Surely, there is much to be desired in the Indian law. Recognising the right to bodily autonomy within the ambit of personal liberty will be a step toward upholding Constitutional Morality. On the other hand, the US seems to have stepped back from it.
Dobbs v. Jackson is a dreadful read. It is all too glaring that the majority had decided what conclusion they must reach and used plenty of illogical means to get there. The prime basis for not recognising the Abortion right is the absence of such a right in the “deeply rooted history and tradition of the country” for it to be included in the “ordered liberty”. And the question is: why does it have to be deeply rooted?
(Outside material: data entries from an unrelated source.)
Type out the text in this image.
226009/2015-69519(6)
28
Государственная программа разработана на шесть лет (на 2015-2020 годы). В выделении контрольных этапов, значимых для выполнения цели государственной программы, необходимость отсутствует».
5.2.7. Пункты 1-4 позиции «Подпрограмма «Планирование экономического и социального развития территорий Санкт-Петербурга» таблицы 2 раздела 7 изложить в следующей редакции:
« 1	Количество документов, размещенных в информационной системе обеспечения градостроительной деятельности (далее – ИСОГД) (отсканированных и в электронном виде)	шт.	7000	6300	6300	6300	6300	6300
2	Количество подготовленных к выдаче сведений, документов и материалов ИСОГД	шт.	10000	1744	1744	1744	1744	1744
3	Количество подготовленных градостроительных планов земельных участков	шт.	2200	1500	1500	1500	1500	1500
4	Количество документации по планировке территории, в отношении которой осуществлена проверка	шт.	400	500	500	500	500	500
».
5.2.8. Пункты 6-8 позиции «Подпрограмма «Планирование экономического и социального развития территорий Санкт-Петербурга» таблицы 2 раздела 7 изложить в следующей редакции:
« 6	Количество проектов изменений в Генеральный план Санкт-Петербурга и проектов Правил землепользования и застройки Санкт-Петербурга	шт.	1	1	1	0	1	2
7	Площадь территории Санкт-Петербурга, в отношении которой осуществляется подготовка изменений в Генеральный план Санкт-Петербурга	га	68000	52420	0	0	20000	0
Surely, you can defend racism, sexism, and heteronormativity by simply stating that they are too deeply rooted to frame any right against them! This is a real threat since Brown v Board of Education (which outlawed segregation) and Obergefell v Hodges (which recognised same-sex marriage) can also be held to be per incuriam simply because they identified rights which were never deeply rooted in the American history.
Then there is a question of “ordered liberty”. The Fourteenth Amendment speaks about liberty, but does not mandate it to be ‘ordered’. This innovation that liberty has to be ordered is a sly standard to curtail substantial liberty. Roe v Wade spoke extensively on the potential life, i.e., the unborn child. For them, the balance of interests was tilted in favour of the woman in whose body this potential life grew. But in Dobbs, the majority shrugs away from looking at this balance. They throw the ball back to the State Legislatures which will decide whether or not a woman has control over her own body for another life to grow. In doing so, they proudly claim that the question has to be answered by the people which increases the democratic process. No one seemed uncomfortable in throwing a question of individual liberty to the mercy of the majority!
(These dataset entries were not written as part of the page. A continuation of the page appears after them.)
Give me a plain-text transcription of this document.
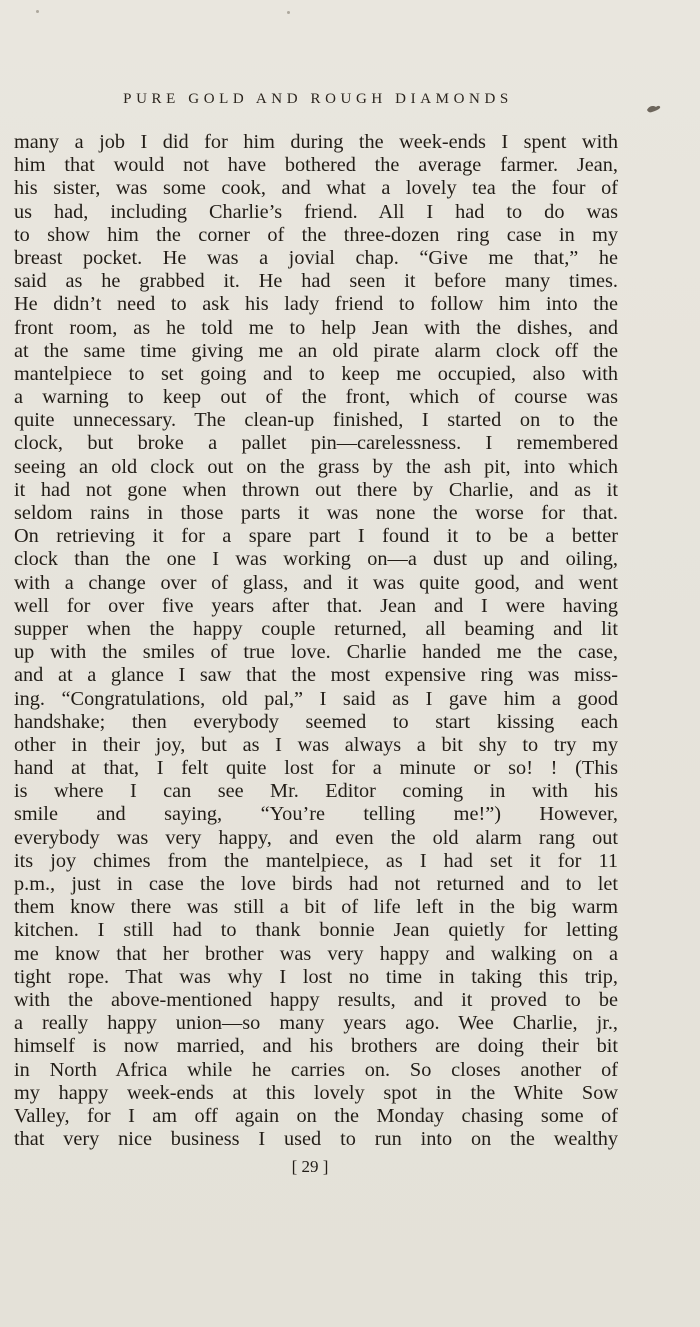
PURE GOLD AND ROUGH DIAMONDS
many a job I did for him during the week-ends I spent with
him that would not have bothered the average farmer. Jean,
his sister, was some cook, and what a lovely tea the four of
us had, including Charlie’s friend. All I had to do was
to show him the corner of the three-dozen ring case in my
breast pocket. He was a jovial chap. “Give me that,” he
said as he grabbed it. He had seen it before many times.
He didn’t need to ask his lady friend to follow him into the
front room, as he told me to help Jean with the dishes, and
at the same time giving me an old pirate alarm clock off the
mantelpiece to set going and to keep me occupied, also with
a warning to keep out of the front, which of course was
quite unnecessary. The clean-up finished, I started on to the
clock, but broke a pallet pin—carelessness. I remembered
seeing an old clock out on the grass by the ash pit, into which
it had not gone when thrown out there by Charlie, and as it
seldom rains in those parts it was none the worse for that.
On retrieving it for a spare part I found it to be a better
clock than the one I was working on—a dust up and oiling,
with a change over of glass, and it was quite good, and went
well for over five years after that. Jean and I were having
supper when the happy couple returned, all beaming and lit
up with the smiles of true love. Charlie handed me the case,
and at a glance I saw that the most expensive ring was miss-
ing. “Congratulations, old pal,” I said as I gave him a good
handshake; then everybody seemed to start kissing each
other in their joy, but as I was always a bit shy to try my
hand at that, I felt quite lost for a minute or so! ! (This
is where I can see Mr. Editor coming in with his
smile and saying, “You’re telling me!”) However,
everybody was very happy, and even the old alarm rang out
its joy chimes from the mantelpiece, as I had set it for 11
p.m., just in case the love birds had not returned and to let
them know there was still a bit of life left in the big warm
kitchen. I still had to thank bonnie Jean quietly for letting
me know that her brother was very happy and walking on a
tight rope. That was why I lost no time in taking this trip,
with the above-mentioned happy results, and it proved to be
a really happy union—so many years ago. Wee Charlie, jr.,
himself is now married, and his brothers are doing their bit
in North Africa while he carries on. So closes another of
my happy week-ends at this lovely spot in the White Sow
Valley, for I am off again on the Monday chasing some of
that very nice business I used to run into on the wealthy
[ 29 ]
Dobbs has unabashedly attacked Roe on five direct counts: nature of court’s error, quality of reasoning, workability, effect on other laws, and reliance interests. It says that Roe created a winning side and a losing side. And this losing side (the pro-life) lost their democratic right to approach their representatives to express their interest in a specific law on abortion. It is dubious how the Court curtails the interpretation of liberty and curbs the bodily autonomy of women simply because the electors cannot approach their representatives with their views. And with this, they created another losing side – the women who have unwanted pregnancies, but are forced to carry on with them simply because it is no more their choice to do otherwise.
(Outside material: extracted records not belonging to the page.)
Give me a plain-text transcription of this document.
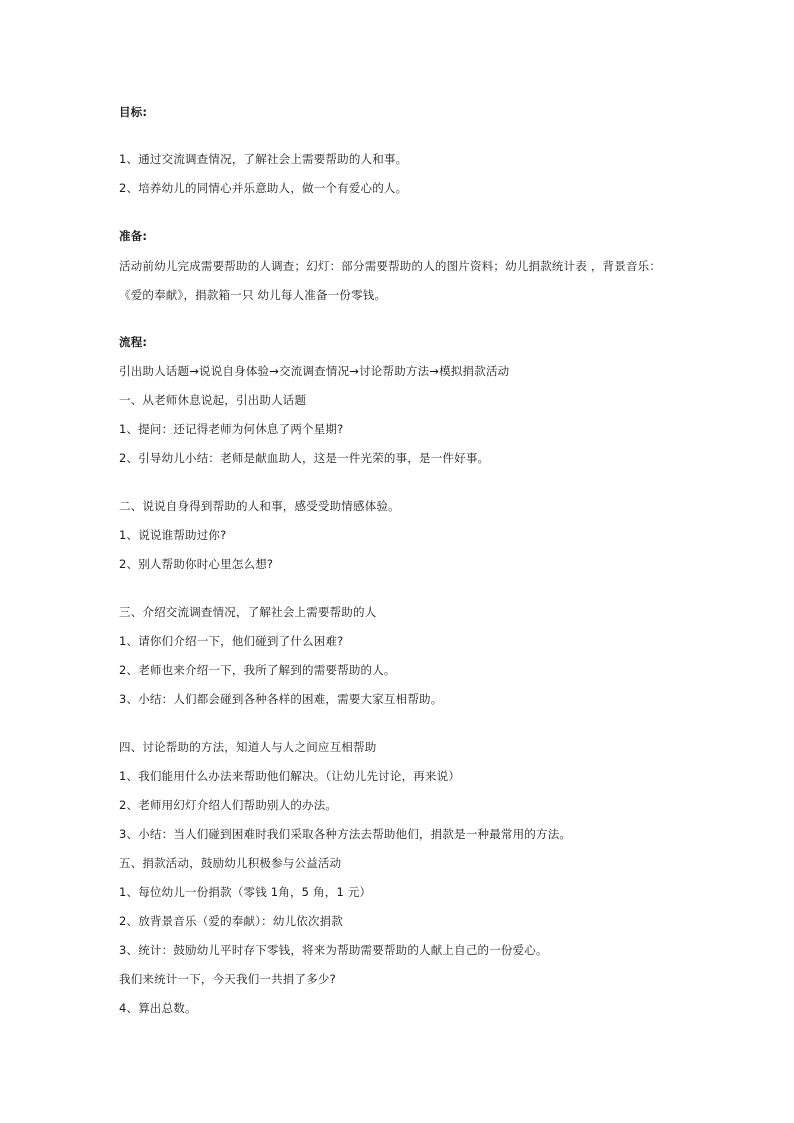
目标:
1、通过交流调查情况，了解社会上需要帮助的人和事。
2、培养幼儿的同情心并乐意助人，做一个有爱心的人。
准备:
活动前幼儿完成需要帮助的人调查；幻灯：部分需要帮助的人的图片资料；幼儿捐款统计表 ，背景音乐：
《爱的奉献》，捐款箱一只 幼儿每人准备一份零钱。
流程:
引出助人话题→说说自身体验→交流调查情况→讨论帮助方法→模拟捐款活动
一、从老师休息说起，引出助人话题
1、提问：还记得老师为何休息了两个星期?
2、引导幼儿小结：老师是献血助人，这是一件光荣的事，是一件好事。
二、说说自身得到帮助的人和事，感受受助情感体验。
1、说说谁帮助过你?
2、别人帮助你时心里怎么想?
三、介绍交流调查情况，了解社会上需要帮助的人
1、请你们介绍一下，他们碰到了什么困难?
2、老师也来介绍一下，我所了解到的需要帮助的人。
3、小结：人们都会碰到各种各样的困难，需要大家互相帮助。
四、讨论帮助的方法，知道人与人之间应互相帮助
1、我们能用什么办法来帮助他们解决。（让幼儿先讨论，再来说）
2、老师用幻灯介绍人们帮助别人的办法。
3、小结：当人们碰到困难时我们采取各种方法去帮助他们，捐款是一种最常用的方法。
五、捐款活动，鼓励幼儿积极参与公益活动
1、每位幼儿一份捐款（零钱 1角，5 角，1 元）
2、放背景音乐（爱的奉献）：幼儿依次捐款
3、统计：鼓励幼儿平时存下零钱，将来为帮助需要帮助的人献上自己的一份爱心。
我们来统计一下，今天我们一共捐了多少?
4、算出总数。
Dobbs put the rights regime back to what it was in the year 1973. With the young judges appointed by Trump playing by the script, the Supreme Court may take another 49 years to set the course right. The same court which has influenced the courts across the world has taken a step into darkness. And if Dobbs too has the same influence over the courts of the world, many countries may follow where the US seems to go. This is the biggest legacy that Trump leaves for the decades to come. Of all the walls that Trump wanted to build, this is the strongest one yet. Generations will suffer trying to jump over it, and the gloom will last until it is taken down.